I was interested to follow that thread about the Broad-billed
Sandpiper=Curlew Sand, and to note with dismay that the French
photographer uses the Clements checklist renamings on his website.
This all stems from the push to standardise vernacular names, which
was led by Burt Monroe and sadly adopted by Clements in his
checklists. Thus we basically have American renamings of a host of
Australasian and Africa birds, without much (if any) consultation,
and ignoring the well established local names of the birds in the
places where they actually live.
It's a kind of unwitting cultural imperialism, and causes endless
grief when we deal with American clients, as they all use these names
and assume that we do. If only the authors had the common courtesy
to take a look at standard field guides for each country and find out
what names were actually in use! To be fair, which is not half so
much fun, many names were changed where the potential for confusion
I work a great deal with North Americans, so really we have to have
both names on the checklists, and each trip sees me repeatedly going
through the hoops using our names as opposed to the imposed ones!
So, I have to get used to Green Oriole for Yellow Oriole (and it's
one of the few cases where a change might be justified as there is
another species with this name and our bird is more green than
yellow!). One of the worst in the old Clements was Gray Whistler for
the taxon simplex in the NT, which is actually brown rather than grey
above, with the regular Grey Whistler split as Gray-headed Whistler.
The new edition sadly lumps them anyway. Other horrors include Dull
Flycatcher for Lesser Shining, Australian Kite for Black-s Kite (to
avoid a name clash with the similarly named bird in NG and Eurasia I
suppose), Jungle Hawk Owl for Papuan Boobook (a classic, thus
involving 3 separate genera in name confusion, with Hawk Owl Surnia
and Papuan Hawk Owl Uroglaux!).
Rock Wren in NZ is another classic, our NZ birdoes will be thrilled
to know it's now South Island Wren to avoid confusion with the Rock
Wren of the US; I guess NZ Rock Wren was felt to be too cumbersome.

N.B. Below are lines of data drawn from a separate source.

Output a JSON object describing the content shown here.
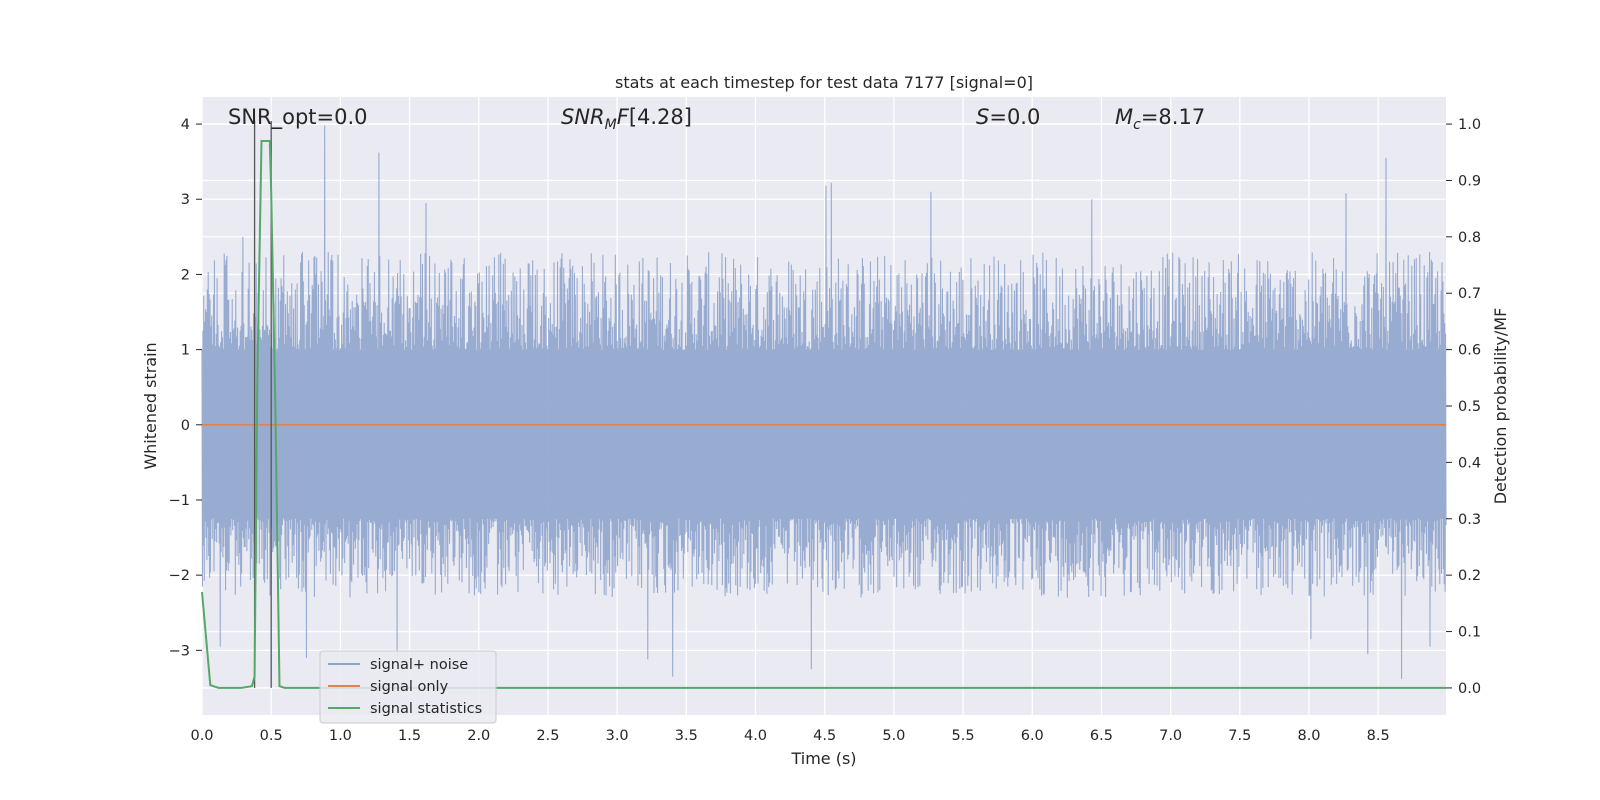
{
  "chart_data": {
    "type": "line",
    "title": "stats at each timestep for test data 7177 [signal=0]",
    "xlabel": "Time (s)",
    "ylabel_left": "Whitened strain",
    "ylabel_right": "Detection probability/MF",
    "xlim": [
      0,
      8.99
    ],
    "ylim_left": [
      -3.86,
      4.36
    ],
    "ylim_right": [
      -0.048,
      1.048
    ],
    "x_ticks": [
      "0.0",
      "0.5",
      "1.0",
      "1.5",
      "2.0",
      "2.5",
      "3.0",
      "3.5",
      "4.0",
      "4.5",
      "5.0",
      "5.5",
      "6.0",
      "6.5",
      "7.0",
      "7.5",
      "8.0",
      "8.5"
    ],
    "y_ticks_left": [
      "4",
      "3",
      "2",
      "1",
      "0",
      "−1",
      "−2",
      "−3"
    ],
    "y_ticks_right": [
      "1.0",
      "0.9",
      "0.8",
      "0.7",
      "0.6",
      "0.5",
      "0.4",
      "0.3",
      "0.2",
      "0.1",
      "0.0"
    ],
    "grid": true,
    "legend_position": "lower-left",
    "annotations": {
      "snr_opt": "SNR_opt=0.0",
      "snr_mf": "[4.28]",
      "s_value": "=0.0",
      "mc_value": "=8.17"
    },
    "vertical_lines_x": [
      0.38,
      0.5
    ],
    "series": [
      {
        "name": "signal+ noise",
        "color": "#8fa4cc",
        "axis": "left",
        "noise_envelope": {
          "core_band": [
            -1.25,
            1.0
          ],
          "typical_peak_max": 2.3,
          "typical_trough_min": -2.3,
          "peaks": [
            [
              0.89,
              3.98
            ],
            [
              1.28,
              3.62
            ],
            [
              4.51,
              3.18
            ],
            [
              8.56,
              3.55
            ],
            [
              4.55,
              3.22
            ],
            [
              5.27,
              3.1
            ],
            [
              8.27,
              3.08
            ],
            [
              0.3,
              2.5
            ],
            [
              1.62,
              2.95
            ],
            [
              6.43,
              3.0
            ]
          ],
          "troughs": [
            [
              1.41,
              -3.1
            ],
            [
              3.4,
              -3.35
            ],
            [
              3.22,
              -3.12
            ],
            [
              4.4,
              -3.25
            ],
            [
              8.67,
              -3.38
            ],
            [
              8.42,
              -3.05
            ],
            [
              0.75,
              -3.1
            ],
            [
              0.13,
              -2.95
            ],
            [
              8.01,
              -2.85
            ],
            [
              8.87,
              -2.95
            ]
          ]
        }
      },
      {
        "name": "signal only",
        "color": "#dd8452",
        "axis": "left",
        "x": [
          0,
          8.99
        ],
        "y": [
          0,
          0
        ]
      },
      {
        "name": "signal statistics",
        "color": "#55a868",
        "axis": "right",
        "x": [
          0.0,
          0.06,
          0.12,
          0.28,
          0.36,
          0.38,
          0.4,
          0.43,
          0.49,
          0.5,
          0.53,
          0.56,
          0.6,
          8.99
        ],
        "y": [
          0.17,
          0.005,
          0.0,
          0.0,
          0.003,
          0.02,
          0.55,
          0.97,
          0.97,
          0.88,
          0.5,
          0.003,
          0.0,
          0.0
        ]
      }
    ]
  }
}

I recommend a look at Frank Gill and Minturn Wright's Birds of the
World: Recommended English Names (Helm 2007) which had a small
invited committee of experts from each region to come up with the
suggested English names, under the auspices of the International
Ornithological Congress (IOC). Here at least they do invite
discussion and submission of suggested names, so it's not yet a fait
accompli like Clements and Sibley and Monroe. We ought to be putting
in our suggestions before these things get officially adopted!
Any want to guess what is an Antenna Satinbird from PNG?
Chris Eastwood, let's hear from you on the vexatious subject of
English vernacular names!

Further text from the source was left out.